In 2011, three years after becoming a district, there were packs of brand-new motorbikes, a steady procession of the yellow lorries that speak of government-funded construction contracts, and a handful of flashy SUVs, almost all of them with the red number plates that signal government functionaries. There was a post office, still announcing its postcode as Kupang, the district from which Savu split. There were a handful of open-fronted shops along the two blocks that constitute downtown Seba. At the end of the road, the pier.

It was from here, two decades ago, that I had given up waiting for a ‘scheduled’ ferry that never came and persuaded the captain of a Bugis cargo schooner to take me across to Flores. I slept on the deck of this majestic wooden boat, regularly misted with spray like lettuce in a posh greengrocers, startled awake every now and then by the slap of a flying fish on deck, reassured by the crackling glow of the crew’s kreteks. When we arrived, the captain said he had no landing permit. I jumped overboard, and kicked my way ashore, glad of the lifesaving classes that had taught me to swim while holding packages above the waterline. When I reached the beach, I hailed a passing minibus with seaweed still sticking to my clothes. Now, ferries came in to Seba almost every week. There was even a new ferry terminal with a blue-tiled roof, another ubiquitous sign of ‘progress’ in the outer islands.

But ‘absolutely bustling’? Not yet.

I went back to the place I had stayed in 1991, the home of the local schoolmaster, now long retired. I remembered it because his wife had been unusually insistent that I register in her book, ruled into tidy columns: date, name, nationality, passport number, religion. She had hovered by my shoulder as I filled it in, tense, expectant. KATOLIK, I wrote in the last column and she gave an audible puff of relief. She would not need to scratch around for halal food to feed me with, then. Now, twenty years later, she was much more relaxed. She had a steady stream of Muslim guests from Java and elsewhere, sent by the central government to do the most basic tasks until Savu could find its own staff for its miniature replica of every government department.

Savu is in the process of a massive change.

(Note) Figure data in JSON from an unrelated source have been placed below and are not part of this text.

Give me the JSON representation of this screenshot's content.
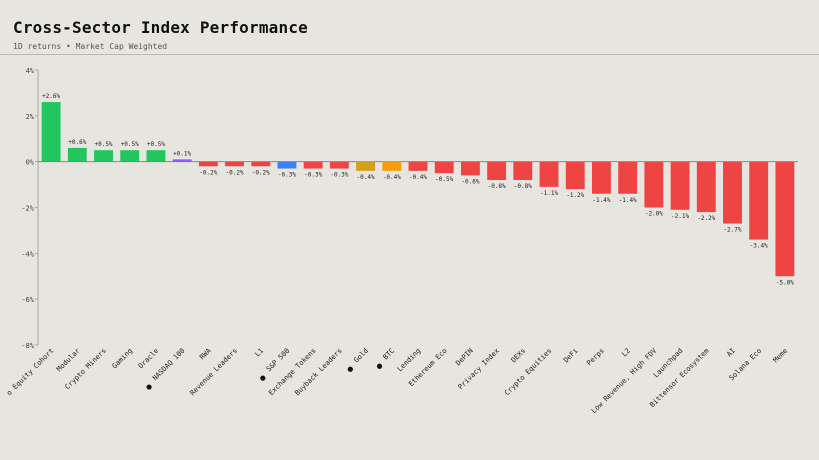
{
  "header": {
    "title": "Cross-Sector Index Performance",
    "subtitle": "1D returns • Market Cap Weighted"
  },
  "colors": {
    "positive": "#22c55e",
    "negative": "#ef4444",
    "benchmark_positive": "#8b5cf6",
    "benchmark_sp500": "#3b82f6",
    "benchmark_gold": "#d4a017",
    "benchmark_btc": "#f59e0b"
  },
  "chart_data": {
    "type": "bar",
    "title": "Cross-Sector Index Performance",
    "subtitle": "1D returns • Market Cap Weighted",
    "xlabel": "",
    "ylabel": "",
    "ylim": [
      -8,
      4
    ],
    "yticks": [
      -8,
      -6,
      -4,
      -2,
      0,
      2,
      4
    ],
    "ytick_labels": [
      "-8%",
      "-6%",
      "-4%",
      "-2%",
      "0%",
      "2%",
      "4%"
    ],
    "grid": false,
    "legend": "none",
    "categories": [
      "Equity Cohort",
      "Modular",
      "Crypto Miners",
      "Gaming",
      "Oracle",
      "NASDAQ 100",
      "RWA",
      "Revenue Leaders",
      "L1",
      "S&P 500",
      "Exchange Tokens",
      "Buyback Leaders",
      "Gold",
      "BTC",
      "Lending",
      "Ethereum Eco",
      "DePIN",
      "Privacy Index",
      "DEXs",
      "Crypto Equities",
      "DeFi",
      "Perps",
      "L2",
      "Low Revenue, High FDV",
      "Launchpad",
      "Bittensor Ecosystem",
      "AI",
      "Solana Eco",
      "Meme"
    ],
    "category_labels": [
      "o Equity Cohort",
      "Modular",
      "Crypto Miners",
      "Gaming",
      "Oracle",
      "NASDAQ 100",
      "RWA",
      "Revenue Leaders",
      "L1",
      "S&P 500",
      "Exchange Tokens",
      "Buyback Leaders",
      "Gold",
      "BTC",
      "Lending",
      "Ethereum Eco",
      "DePIN",
      "Privacy Index",
      "DEXs",
      "Crypto Equities",
      "DeFi",
      "Perps",
      "L2",
      "Low Revenue, High FDV",
      "Launchpad",
      "Bittensor Ecosystem",
      "AI",
      "Solana Eco",
      "Meme"
    ],
    "benchmark_markers": [
      false,
      false,
      false,
      false,
      false,
      true,
      false,
      false,
      false,
      true,
      false,
      false,
      true,
      true,
      false,
      false,
      false,
      false,
      false,
      false,
      false,
      false,
      false,
      false,
      false,
      false,
      false,
      false,
      false
    ],
    "values": [
      2.6,
      0.6,
      0.5,
      0.5,
      0.5,
      0.1,
      -0.2,
      -0.2,
      -0.2,
      -0.3,
      -0.3,
      -0.3,
      -0.4,
      -0.4,
      -0.4,
      -0.5,
      -0.6,
      -0.8,
      -0.8,
      -1.1,
      -1.2,
      -1.4,
      -1.4,
      -2.0,
      -2.1,
      -2.2,
      -2.7,
      -3.4,
      -5.0
    ],
    "value_labels": [
      "+2.6%",
      "+0.6%",
      "+0.5%",
      "+0.5%",
      "+0.5%",
      "+0.1%",
      "-0.2%",
      "-0.2%",
      "-0.2%",
      "-0.3%",
      "-0.3%",
      "-0.3%",
      "-0.4%",
      "-0.4%",
      "-0.4%",
      "-0.5%",
      "-0.6%",
      "-0.8%",
      "-0.8%",
      "-1.1%",
      "-1.2%",
      "-1.4%",
      "-1.4%",
      "-2.0%",
      "-2.1%",
      "-2.2%",
      "-2.7%",
      "-3.4%",
      "-5.0%"
    ],
    "bar_colors": [
      "#22c55e",
      "#22c55e",
      "#22c55e",
      "#22c55e",
      "#22c55e",
      "#8b5cf6",
      "#ef4444",
      "#ef4444",
      "#ef4444",
      "#3b82f6",
      "#ef4444",
      "#ef4444",
      "#d4a017",
      "#f59e0b",
      "#ef4444",
      "#ef4444",
      "#ef4444",
      "#ef4444",
      "#ef4444",
      "#ef4444",
      "#ef4444",
      "#ef4444",
      "#ef4444",
      "#ef4444",
      "#ef4444",
      "#ef4444",
      "#ef4444",
      "#ef4444",
      "#ef4444"
    ]
  }
}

From virtually nothing just a few years ago, the local government now controls a budget of over US$30 million a year. Because it earned only US$29,000 in revenues and royalties on its own natural resources in 2012, 96 per cent of the funding comes straight from Jakarta’s ‘equalization funds’. There’s a lot of equalizing to do. At the other end of the wealth spectrum from Savu stands the coal-rich district of Kutai Kartanegara in East Kalimantan, which made US$429 million, over 14,000 times more than Savu. As a consequence, less than 2 per cent of its income comes from Jakarta.

When I visited Savu, 4.1 million of those equalizing dollars were being used to build the statutory grandiose Bupati’s office on the hill above town. While the construction went ahead, the Bupati, whose ‘Vision/Mission’ includes better health for all citizens, had requisitioned half of the only hospital in Savu. One of the hospital wards had been transformed into a debating chamber for the twenty MPs of the regional parliament. A posse of aides sat guard on the hospital porch; it was they I had been chatting to when the man himself pulled up. The civil servants on the porch were all ‘from’ Savu, but all of them had lived and worked most of their lives in Kupang or even Java. I asked the most talkative of them why he chose to come back. He looked at me witheringly. ‘Chose? Your boss asks you to help with the development of the district. What can you do?’

I drove across Savu to discover what resources the Bupati might draw on to achieve his ‘Vision/Mission’: ‘To make Sabu Raijua an innovative, advanced and dignified district.’ There was not much to see.

At one point I turned off down a coral path and tipped out on to dunes which were covered in giant clam shells. There were hundreds of them, some more than a metre across, all grinning toothily up at the sky, each filled with grey water, slowly evaporating down to a crackly sand. Salt production, Savu-style. I stuck my finger into one of the shells, expecting the flaky sweetness of Maldon sea salt. The solution was viscous, almost oily, bitter on the tongue.